Depuis la prise de participation de 10 % du gouvernement américain chez Intel à l’été 2025, la course au redressement s’accélère. Le géant américain, autrefois synonyme de leadership dans les semi-conducteurs, joue son avenir en cherchant le soutien de poids lourds comme Apple et TSMC, face à une industrie qui se réinvente autour de l’intelligence artificielle et des logiques de sécurité nationale.
La démarche soulève cependant des questions capitales sur les équilibres technologiques mondiaux et les stratégies des gouvernements, ainsi que plus directement sur l'avenir à court et moyen terme de la firme de Santa Clara, au creux de la vague faute d'avoir profité de l'essor de l'IA mais en pleine négociation de multiples contrats et alliances.
Vers une alliance inédite entre Intel, Apple, et TSMC ?
Le rapprochement d’Intel avec Apple et TSMC, révélé par le Wall Street Journal, marque une tentative de retour en force jamais vue dans le secteur des puces. « Intel a approché le géant taïwanais et la marque à la pomme pour des investissements ou des partenariats ».
L'entreprise cherche à sécuriser des fonds et des clients majeurs capables de dynamiser le nouvel Intel. Derrière cette opération se cache l’urgence d’un renouveau stratégique après une série de revers face à Nvidia et AMD, aujourd’hui leaders dans les technologies de calcul intensif pour l’IA.
L'initiative s’inscrit dans l’ambition de Lip-Bu Tan, le nouveau CEO depuis quelques mois, de repositionner Intel au centre du jeu, en s'appuyant sur des acteurs qui dictent la tendance du marché.
Apple, déjà cliente de TSMC, est vue comme le partenaire incontournable pour crédibiliser le projet, tandis que le fondeur taiwanais contrôle plus de 90 % des techniques de gravure avancées (nœuds sous N3), ce qui rend leur soutien à Intel stratégique mais reste soumis à des débats internes et des risques de fuite technologique.
Un interventionisme américain qui redistribue toutes les cartes
L’entrée de l’État américain au capital d’Intel change la donne. Ce « coup de théâtre » vise à soutenir l’industrie nationale face aux turbulences du secteur. De son côté, le secrétaire au Commerce Howard Lutnick et les équipes de la Maison Blanche agissent en coulisse pour encourager les géants technologiques à miser sur Intel.
Cette montée au capital public fait écho aux précédents historiques, comme l’investissement de Microsoft chez Apple dans les années 1990, et cherche à préserver la souveraineté américaine dans un domaine jugé stratégique pour la sécurité et la défense.

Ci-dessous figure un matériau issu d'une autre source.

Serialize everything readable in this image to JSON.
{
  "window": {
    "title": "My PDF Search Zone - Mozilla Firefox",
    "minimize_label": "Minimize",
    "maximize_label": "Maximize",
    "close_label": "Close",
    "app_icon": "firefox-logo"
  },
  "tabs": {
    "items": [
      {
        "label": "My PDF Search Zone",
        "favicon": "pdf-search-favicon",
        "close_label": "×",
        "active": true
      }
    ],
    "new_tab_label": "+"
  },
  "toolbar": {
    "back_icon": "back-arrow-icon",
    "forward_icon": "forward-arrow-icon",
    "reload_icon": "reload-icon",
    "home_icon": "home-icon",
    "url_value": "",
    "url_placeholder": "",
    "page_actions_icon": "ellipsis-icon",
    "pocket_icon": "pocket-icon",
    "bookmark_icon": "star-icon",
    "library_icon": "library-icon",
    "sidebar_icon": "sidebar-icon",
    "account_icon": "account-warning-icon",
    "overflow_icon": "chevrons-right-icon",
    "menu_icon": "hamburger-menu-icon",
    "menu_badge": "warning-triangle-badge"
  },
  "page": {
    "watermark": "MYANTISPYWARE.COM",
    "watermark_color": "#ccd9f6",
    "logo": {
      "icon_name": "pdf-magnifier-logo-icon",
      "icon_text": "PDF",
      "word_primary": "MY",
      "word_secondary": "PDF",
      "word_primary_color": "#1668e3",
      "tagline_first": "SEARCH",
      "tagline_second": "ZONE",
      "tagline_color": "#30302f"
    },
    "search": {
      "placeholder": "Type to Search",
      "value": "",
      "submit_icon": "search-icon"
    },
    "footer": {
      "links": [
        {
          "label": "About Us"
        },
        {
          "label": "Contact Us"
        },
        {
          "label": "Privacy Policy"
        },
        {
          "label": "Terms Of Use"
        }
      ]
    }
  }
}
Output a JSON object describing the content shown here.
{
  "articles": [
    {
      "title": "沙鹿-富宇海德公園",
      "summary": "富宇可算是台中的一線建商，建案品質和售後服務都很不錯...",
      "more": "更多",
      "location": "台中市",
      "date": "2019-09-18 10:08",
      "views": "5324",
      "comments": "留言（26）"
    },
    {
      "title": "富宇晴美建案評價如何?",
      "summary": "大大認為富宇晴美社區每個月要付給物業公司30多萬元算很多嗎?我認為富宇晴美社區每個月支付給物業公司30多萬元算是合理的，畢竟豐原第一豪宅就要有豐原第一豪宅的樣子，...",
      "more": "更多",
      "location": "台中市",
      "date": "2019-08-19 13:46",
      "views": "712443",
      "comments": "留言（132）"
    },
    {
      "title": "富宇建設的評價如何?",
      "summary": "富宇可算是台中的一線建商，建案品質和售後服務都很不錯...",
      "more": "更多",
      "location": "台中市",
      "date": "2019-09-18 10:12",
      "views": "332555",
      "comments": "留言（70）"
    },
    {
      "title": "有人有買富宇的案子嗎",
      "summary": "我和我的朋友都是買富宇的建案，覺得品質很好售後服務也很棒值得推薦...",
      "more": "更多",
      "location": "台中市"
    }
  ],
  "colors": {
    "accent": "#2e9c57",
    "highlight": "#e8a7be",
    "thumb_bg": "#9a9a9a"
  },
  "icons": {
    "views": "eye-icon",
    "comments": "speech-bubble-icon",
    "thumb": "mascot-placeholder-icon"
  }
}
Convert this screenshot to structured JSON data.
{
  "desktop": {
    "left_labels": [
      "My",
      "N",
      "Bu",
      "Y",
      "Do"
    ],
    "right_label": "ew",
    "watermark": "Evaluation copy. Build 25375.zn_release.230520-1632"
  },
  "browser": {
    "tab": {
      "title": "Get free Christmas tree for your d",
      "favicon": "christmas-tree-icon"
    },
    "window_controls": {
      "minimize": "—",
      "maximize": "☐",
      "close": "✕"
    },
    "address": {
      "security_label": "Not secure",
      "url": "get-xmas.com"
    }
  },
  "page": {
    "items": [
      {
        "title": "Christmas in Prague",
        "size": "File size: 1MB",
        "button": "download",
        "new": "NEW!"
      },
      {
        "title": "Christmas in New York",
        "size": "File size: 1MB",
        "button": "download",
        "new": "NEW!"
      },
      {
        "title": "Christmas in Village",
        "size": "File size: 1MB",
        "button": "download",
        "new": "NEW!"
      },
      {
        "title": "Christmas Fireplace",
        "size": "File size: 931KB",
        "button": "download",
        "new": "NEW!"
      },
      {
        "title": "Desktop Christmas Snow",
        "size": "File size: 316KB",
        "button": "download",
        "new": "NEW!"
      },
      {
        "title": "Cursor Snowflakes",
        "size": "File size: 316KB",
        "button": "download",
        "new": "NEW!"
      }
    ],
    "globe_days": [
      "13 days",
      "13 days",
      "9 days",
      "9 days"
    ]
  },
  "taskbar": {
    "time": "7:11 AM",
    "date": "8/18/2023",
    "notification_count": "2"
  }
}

Cela permet d'envoyer un signal fort aux investisseurs et partenaires étrangers tout en créant un nouvel équilibre entre le privé et le public pour booster la capacité d’innovation et la résilience industrielle.
TSMC : Entre tentation, inquiétudes et rôle de sauveur implicite
Le fondeur taiwanais TSMC se trouve face à un dilemme. Les rumeurs de prise de participation ou de partenariat avec Intel soulèvent des préoccupations sur la potentielle « fuite technologique » vers les États-Unis.
La société, toujours à la pointe grâce à l’explosion de la demande en puces pour l’IA, a réaffirmé son refus d’acquérir ou de prendre une part directe dans les usines Intel, essentiellement pour préserver son avance.
Pour les analystes du cabinet d'études TrendForce, « La croissance de TSMC repose sur sa supériorité technique et la sécurité de ses secrets industriels ».
De plus, tout rapprochement serait scruté par Washington en raison des dossiers sensibles de défense et de sécurité nationale où Intel est impliqué. Il en résulte une collaboration envisagée comme « nécessaire mais risquée », qui pourrait bénéficier à TSMC en renforçant sa position face aux régulateurs américains, tout en maintenant son statut de leader mondial, indique encore le Wall Street Journal.
Un nouveau modèle pour Intel ? Scénarios d'avenir et réactions du secteur
À travers son projet de fonderie à la demande et la mise au point de nouveaux procédés comme le 18A et le futur 14A, Intel espère séduire des clients prêts à délaisser TSMC.
Pourtant, l’efficacité et la capacité industrielle restent en question. Les discussions avec TSMC et Apple pourraient infléchir la tendance, mais les analystes restent prudents.
Certains estiment que la solution la plus réaliste pour Intel serait de se recentrer sur la conception de puces et de céder une partie de ses capacités de production, au lieu d’affronter frontalement TSMC sur le terrain industriel.
Le secteur attend les prochaines étapes : test crucial du procédé de gravure Intel 14A dès 2026, sorties de nouveaux produits utilisant à la fois des savoir-faire internes et externes, et évolution du modèle économique vers une coopération plus ouverte.